Sublimes créatures, de Richard LaGravanese

Sublimes créatures, de Richard LaGravanese


Sublimes créatures
retrace l’histoire d’Ethan Wate, jeune lycéen qui rêve d’évasion ainsi que celle de Léna Duchannes, jeune enchanteresse mystérieuse nouvellement arrivée dans une petite ville du Sud des Etats-unis. Très vite, les deux adolescents vont tomber amoureux et vont devoir faire face à plusieurs épreuves…

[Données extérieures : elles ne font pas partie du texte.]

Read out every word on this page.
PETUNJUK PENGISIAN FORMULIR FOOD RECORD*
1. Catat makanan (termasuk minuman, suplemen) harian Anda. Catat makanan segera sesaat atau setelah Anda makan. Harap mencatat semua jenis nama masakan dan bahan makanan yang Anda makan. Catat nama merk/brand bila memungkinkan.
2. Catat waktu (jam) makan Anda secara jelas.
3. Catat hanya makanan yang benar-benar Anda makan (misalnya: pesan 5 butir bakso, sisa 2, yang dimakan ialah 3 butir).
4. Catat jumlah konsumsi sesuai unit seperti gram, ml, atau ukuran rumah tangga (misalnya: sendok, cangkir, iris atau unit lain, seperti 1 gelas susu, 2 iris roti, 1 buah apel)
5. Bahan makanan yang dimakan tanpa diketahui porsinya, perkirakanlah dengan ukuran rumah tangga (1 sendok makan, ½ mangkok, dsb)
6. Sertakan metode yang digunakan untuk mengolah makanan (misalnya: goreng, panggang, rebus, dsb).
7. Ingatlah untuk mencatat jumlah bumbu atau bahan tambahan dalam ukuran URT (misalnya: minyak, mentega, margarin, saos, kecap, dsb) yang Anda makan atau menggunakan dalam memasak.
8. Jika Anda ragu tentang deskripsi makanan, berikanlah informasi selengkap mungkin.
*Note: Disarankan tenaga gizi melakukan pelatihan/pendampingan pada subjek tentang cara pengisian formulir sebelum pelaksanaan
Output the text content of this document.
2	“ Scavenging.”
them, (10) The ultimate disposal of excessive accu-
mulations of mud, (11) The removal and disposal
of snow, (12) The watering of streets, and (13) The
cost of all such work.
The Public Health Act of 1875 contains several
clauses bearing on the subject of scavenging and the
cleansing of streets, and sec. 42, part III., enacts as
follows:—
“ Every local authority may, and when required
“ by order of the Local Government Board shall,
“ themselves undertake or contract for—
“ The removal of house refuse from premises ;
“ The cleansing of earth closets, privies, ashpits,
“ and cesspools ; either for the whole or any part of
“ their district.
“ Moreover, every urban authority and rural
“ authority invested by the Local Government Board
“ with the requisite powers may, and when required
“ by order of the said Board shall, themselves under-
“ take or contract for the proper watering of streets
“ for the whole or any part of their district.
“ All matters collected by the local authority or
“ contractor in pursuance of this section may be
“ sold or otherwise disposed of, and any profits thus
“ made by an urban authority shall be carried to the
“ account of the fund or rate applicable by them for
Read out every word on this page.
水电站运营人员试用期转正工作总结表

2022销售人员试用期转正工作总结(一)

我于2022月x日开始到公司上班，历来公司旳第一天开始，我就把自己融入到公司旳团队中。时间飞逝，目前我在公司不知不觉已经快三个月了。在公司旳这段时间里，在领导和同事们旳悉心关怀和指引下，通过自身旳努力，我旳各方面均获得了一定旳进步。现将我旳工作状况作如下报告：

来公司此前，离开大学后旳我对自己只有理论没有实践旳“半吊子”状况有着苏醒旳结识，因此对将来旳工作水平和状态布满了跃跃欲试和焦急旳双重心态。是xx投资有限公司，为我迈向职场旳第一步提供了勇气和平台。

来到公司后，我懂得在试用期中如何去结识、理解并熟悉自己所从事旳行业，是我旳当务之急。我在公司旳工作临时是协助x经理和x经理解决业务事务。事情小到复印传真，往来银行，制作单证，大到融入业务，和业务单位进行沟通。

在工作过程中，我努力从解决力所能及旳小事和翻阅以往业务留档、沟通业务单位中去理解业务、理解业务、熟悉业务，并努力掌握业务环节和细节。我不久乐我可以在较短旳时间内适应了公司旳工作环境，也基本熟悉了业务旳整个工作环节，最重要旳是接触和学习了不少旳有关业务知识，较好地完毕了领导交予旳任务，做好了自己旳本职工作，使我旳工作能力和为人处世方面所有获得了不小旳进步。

Le point fort du film est certainement de nous inviter dans un univers beaucoup moins niais et plus stimulant que Twilight. Ainsi, là où Twilight met l’accent dès le début sur l’histoire d’amour foudroyante et impossible entre un vampire et une mortelle, Sublimes créatures fait tout d’abord une caricature de la religion omniprésente dans les petits bleds du Sud des Etats-Unis, ce qui rend le scénario plus intéressant. En effet, dans un petit village où l’intolérance est de mise, la jeune Léna se retrouve, dès son arrivée, vampirisée par des lycéennes chrétiennes et pleines de préjugés. Ethan, lui, jeune homme plus mature qui rêve d’évasion, est intrigué par la jeune fille qui semble bien différente des autres.

De plus, le jeu des acteurs est plutôt crédible. Jeremy Irons dans le rôle de  MaconRavenwood est très bon. Emma Thompson, qui interprète le rôle de Sarafine une sorcière maléfique et rageuse parvient à électriser le film. Quant au couple formé par Alden Ehrenreich dans le rôle de Ethan et Alice Englert qui interprète Léna, il est certes peu glamour mais plutôt authentique. Le personnage d’Ethan apporte d’ailleurs un peu d’humour ce qui donne une légèreté bienvenue au film.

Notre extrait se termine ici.